Yeah, there's a bit of an ugliness here: journald stays running until
the final killing spree which keeps the fs busy. The main reason for
that is simply that we have no nice way to tell journald synchronously
that it should stop access to /var and continue logging into
/run. Normally we'd use dbus for requesting this, but since dbus-daemon
is a client of journald and we really can't have the cyclic dep betwen
journald and dbus-daemon we cannot make journald be on the bus. With the
advent of kdbus this will change however, as then we have dbus around
all the time, and the cyclic dep is gone.

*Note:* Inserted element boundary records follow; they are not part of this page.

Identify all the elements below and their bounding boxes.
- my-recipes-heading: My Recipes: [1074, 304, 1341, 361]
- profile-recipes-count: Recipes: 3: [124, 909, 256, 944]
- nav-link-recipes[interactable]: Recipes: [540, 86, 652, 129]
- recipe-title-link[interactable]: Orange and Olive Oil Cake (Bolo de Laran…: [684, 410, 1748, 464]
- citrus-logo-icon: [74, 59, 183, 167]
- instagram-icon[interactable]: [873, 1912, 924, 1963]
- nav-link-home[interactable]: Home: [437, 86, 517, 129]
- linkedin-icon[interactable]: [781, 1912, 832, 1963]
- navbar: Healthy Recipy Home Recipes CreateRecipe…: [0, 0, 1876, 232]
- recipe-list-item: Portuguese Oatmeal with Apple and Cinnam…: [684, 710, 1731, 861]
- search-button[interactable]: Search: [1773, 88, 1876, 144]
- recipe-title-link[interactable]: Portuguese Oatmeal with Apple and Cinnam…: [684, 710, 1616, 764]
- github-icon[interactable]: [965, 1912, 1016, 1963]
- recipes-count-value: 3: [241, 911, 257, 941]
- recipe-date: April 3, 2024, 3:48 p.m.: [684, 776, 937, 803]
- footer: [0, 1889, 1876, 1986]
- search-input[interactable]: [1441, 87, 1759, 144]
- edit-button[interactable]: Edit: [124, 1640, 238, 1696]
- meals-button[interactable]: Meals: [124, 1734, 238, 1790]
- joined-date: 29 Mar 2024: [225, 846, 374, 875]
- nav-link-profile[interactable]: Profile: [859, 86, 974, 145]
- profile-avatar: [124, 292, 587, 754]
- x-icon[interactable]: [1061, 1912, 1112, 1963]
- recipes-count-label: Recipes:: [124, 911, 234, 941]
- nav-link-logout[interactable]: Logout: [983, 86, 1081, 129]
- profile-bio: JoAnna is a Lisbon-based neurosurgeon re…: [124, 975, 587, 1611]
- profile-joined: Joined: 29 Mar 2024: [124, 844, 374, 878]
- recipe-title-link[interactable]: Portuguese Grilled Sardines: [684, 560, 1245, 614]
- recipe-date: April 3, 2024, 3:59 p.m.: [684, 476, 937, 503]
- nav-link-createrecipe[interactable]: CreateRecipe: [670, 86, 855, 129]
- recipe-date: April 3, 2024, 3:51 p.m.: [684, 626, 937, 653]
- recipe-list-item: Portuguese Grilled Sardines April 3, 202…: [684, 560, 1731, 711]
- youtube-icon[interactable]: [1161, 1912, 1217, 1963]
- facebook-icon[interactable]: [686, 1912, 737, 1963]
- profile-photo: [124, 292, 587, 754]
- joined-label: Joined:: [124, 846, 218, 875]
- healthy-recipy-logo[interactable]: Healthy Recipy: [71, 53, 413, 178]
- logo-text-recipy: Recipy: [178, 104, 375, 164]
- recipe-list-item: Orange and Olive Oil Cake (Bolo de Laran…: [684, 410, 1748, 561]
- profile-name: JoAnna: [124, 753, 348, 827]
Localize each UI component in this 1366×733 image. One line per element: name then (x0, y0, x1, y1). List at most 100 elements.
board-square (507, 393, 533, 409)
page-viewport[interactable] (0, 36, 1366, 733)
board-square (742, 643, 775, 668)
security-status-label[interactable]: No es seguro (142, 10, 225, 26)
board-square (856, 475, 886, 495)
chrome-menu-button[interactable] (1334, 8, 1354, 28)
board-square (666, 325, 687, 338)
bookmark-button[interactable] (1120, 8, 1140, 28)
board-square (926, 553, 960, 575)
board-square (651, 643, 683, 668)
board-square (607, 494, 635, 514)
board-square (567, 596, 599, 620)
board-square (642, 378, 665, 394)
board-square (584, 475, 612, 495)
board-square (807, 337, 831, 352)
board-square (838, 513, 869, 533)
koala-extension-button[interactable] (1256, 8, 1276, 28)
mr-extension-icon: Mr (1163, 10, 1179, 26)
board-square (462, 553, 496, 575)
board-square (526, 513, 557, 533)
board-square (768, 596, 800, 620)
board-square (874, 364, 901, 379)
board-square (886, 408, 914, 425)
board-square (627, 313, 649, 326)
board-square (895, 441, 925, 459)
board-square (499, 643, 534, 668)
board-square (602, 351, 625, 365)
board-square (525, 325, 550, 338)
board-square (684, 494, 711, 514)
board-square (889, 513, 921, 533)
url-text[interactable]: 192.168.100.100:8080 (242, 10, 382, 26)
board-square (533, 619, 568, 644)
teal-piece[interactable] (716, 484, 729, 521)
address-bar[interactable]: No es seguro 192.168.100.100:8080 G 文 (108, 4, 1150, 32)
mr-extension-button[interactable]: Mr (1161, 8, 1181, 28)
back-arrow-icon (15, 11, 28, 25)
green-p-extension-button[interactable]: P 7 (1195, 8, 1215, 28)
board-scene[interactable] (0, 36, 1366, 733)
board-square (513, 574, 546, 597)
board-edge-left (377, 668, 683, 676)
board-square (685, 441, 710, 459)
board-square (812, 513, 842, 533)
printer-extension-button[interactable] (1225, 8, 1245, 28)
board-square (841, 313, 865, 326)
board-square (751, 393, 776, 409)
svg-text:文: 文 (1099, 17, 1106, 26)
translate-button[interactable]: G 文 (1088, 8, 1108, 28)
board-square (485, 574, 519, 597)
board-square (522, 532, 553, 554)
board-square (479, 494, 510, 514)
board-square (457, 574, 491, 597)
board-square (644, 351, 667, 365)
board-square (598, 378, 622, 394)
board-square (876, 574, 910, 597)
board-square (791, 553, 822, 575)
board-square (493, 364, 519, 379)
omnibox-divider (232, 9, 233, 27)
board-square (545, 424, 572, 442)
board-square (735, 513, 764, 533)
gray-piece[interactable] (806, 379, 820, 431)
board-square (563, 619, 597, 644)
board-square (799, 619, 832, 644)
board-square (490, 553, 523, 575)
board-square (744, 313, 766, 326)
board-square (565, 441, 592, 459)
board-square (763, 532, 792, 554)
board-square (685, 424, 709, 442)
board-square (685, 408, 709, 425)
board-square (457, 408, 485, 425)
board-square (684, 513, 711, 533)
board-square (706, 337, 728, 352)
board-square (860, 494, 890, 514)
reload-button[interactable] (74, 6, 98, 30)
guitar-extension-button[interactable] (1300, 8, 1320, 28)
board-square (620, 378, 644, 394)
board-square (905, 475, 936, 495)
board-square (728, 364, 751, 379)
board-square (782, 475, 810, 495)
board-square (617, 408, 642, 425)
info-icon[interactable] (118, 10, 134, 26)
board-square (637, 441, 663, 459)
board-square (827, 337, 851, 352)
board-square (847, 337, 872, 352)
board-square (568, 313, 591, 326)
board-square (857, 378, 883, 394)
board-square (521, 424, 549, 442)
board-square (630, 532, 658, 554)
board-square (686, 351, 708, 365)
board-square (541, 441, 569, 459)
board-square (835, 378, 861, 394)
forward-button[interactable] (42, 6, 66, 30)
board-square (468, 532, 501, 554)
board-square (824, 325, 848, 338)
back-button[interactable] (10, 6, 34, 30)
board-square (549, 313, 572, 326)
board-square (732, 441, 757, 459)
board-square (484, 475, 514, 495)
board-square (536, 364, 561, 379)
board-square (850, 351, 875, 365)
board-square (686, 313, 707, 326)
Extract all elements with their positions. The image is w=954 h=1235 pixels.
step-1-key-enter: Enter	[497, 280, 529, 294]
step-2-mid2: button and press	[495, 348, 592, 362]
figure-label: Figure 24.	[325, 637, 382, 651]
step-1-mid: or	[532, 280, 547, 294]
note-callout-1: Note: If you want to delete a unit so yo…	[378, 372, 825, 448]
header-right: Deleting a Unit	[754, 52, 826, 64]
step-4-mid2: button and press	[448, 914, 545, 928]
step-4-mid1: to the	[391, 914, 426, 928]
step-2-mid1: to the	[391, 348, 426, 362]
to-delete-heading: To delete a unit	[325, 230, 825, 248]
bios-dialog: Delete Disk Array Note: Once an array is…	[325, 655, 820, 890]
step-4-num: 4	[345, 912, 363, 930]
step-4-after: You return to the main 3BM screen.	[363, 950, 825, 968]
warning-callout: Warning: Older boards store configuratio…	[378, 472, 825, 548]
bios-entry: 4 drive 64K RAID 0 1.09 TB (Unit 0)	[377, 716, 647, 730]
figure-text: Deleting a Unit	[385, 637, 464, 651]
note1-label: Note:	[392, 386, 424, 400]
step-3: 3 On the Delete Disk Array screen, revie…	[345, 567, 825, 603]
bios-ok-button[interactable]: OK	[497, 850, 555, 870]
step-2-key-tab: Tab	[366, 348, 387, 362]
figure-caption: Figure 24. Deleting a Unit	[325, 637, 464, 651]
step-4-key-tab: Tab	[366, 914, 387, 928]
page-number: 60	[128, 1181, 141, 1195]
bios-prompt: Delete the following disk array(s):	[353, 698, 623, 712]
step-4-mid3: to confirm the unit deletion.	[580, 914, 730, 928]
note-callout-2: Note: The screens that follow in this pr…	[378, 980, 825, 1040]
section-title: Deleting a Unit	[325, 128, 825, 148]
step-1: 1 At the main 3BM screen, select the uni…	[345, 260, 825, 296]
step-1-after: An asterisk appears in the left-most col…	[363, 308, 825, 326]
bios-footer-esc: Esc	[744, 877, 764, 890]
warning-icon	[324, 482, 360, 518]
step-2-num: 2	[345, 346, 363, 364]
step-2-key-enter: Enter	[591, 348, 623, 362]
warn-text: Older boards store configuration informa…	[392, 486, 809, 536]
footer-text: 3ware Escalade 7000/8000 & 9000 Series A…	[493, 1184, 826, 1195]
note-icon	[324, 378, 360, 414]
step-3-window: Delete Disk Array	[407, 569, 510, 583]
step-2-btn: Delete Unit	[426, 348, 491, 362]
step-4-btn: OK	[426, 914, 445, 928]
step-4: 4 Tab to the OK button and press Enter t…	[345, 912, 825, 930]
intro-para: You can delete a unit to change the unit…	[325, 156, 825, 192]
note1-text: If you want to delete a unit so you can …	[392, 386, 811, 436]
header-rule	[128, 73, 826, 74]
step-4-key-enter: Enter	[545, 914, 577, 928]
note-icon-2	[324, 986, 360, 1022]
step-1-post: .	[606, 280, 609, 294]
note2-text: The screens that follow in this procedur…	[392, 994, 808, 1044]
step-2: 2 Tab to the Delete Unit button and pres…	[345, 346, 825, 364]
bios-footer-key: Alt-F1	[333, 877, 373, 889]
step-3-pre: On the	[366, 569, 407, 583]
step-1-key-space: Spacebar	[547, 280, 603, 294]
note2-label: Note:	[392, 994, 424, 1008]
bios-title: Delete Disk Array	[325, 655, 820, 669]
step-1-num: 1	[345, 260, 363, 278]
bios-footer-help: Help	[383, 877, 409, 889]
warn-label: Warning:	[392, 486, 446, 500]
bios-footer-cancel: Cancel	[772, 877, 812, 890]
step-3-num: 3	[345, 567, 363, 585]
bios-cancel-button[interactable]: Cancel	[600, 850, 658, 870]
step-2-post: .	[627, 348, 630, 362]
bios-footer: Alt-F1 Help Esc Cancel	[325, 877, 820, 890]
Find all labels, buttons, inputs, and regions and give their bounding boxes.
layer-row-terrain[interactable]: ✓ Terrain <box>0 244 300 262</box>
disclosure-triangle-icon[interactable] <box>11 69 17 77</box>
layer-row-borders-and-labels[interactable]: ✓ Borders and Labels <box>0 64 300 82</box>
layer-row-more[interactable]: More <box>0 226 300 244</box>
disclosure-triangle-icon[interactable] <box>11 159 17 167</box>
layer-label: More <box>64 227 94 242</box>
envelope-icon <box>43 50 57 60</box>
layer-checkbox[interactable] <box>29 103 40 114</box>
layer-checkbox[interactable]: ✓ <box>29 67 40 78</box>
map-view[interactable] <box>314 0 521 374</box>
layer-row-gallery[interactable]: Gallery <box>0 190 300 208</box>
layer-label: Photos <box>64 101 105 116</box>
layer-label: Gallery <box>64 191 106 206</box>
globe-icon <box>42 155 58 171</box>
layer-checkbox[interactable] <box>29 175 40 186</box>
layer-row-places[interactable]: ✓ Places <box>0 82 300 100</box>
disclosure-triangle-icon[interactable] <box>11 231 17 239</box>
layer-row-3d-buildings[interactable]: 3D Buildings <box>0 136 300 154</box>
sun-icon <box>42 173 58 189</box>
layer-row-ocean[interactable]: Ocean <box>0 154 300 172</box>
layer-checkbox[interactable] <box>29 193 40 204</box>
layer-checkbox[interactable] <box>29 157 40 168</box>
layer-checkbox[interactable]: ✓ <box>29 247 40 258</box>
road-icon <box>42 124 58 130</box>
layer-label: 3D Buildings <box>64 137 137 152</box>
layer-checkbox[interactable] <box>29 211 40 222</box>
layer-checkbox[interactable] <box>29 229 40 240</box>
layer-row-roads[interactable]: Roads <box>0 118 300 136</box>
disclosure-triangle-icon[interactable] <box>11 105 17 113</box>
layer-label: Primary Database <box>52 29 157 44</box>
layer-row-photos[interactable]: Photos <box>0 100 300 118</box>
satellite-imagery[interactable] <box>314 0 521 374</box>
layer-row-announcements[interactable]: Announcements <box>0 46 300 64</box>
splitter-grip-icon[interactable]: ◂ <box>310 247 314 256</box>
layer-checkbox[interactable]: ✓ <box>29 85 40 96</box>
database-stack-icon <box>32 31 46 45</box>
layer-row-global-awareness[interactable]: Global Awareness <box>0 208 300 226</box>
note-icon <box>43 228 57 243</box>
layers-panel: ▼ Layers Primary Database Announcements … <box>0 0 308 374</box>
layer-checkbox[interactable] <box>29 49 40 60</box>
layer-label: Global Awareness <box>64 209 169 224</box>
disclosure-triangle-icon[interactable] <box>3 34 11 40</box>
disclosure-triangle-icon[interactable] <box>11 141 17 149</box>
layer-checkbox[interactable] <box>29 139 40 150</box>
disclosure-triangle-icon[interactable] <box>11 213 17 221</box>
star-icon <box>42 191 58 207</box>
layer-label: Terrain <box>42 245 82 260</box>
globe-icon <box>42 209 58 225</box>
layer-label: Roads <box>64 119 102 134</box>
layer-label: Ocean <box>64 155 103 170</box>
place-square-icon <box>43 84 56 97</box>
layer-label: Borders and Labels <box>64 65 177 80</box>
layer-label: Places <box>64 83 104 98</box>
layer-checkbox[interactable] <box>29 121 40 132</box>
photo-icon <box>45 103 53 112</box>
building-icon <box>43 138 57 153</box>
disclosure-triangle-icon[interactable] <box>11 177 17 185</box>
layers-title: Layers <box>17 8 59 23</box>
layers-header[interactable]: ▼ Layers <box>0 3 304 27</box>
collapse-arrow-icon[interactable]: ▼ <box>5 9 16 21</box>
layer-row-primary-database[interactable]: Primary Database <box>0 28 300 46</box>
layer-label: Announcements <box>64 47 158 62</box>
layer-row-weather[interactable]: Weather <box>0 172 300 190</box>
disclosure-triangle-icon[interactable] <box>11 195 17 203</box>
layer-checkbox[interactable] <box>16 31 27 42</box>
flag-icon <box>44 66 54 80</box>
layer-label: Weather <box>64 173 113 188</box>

The issue is mostly cosmetic as we still will cleanly unmount all
remaining file systems right before shutting down. We will also cleanly
terminate journald then.

Lennart
--
Lennart Poettering, Red Hat
Chris Murphy
2014-02-14 22:31:54 UTC
Permalink
Post by Lennart Poettering
Post by Chris Murphy
It looks like var-log-journal.mount is called before systemd-journald
is finished using it. Is the failure message merely cosmetic? The file
system comes up clean on reboot so I'm pretty sure it's being cleanly
unmounted despite this message.
Yeah, there's a bit of an ugliness here: journald stays running until
the final killing spree which keeps the fs busy. The main reason for
that is simply that we have no nice way to tell journald synchronously
that it should stop access to /var and continue logging into
/run. Normally we'd use dbus for requesting this, but since dbus-daemon
is a client of journald and we really can't have the cyclic dep betwen
journald and dbus-daemon we cannot make journald be on the bus. With the
advent of kdbus this will change however, as then we have dbus around
all the time, and the cyclic dep is gone.
The issue is mostly cosmetic as we still will cleanly unmount all
remaining file systems right before shutting down. We will also cleanly
terminate journald then.
OK no problem.

I expect the same issue, but I'm thinking it's better to put /var/log on its own subvolume instead of /var/log/journal. Then it enabled immunity from rollbacks for other logs, in addition to the journal. This way all logs can be kept persistent regardless of what subvolume the user boots from. And this is also applicable for LVM Thin Provisioning layouts.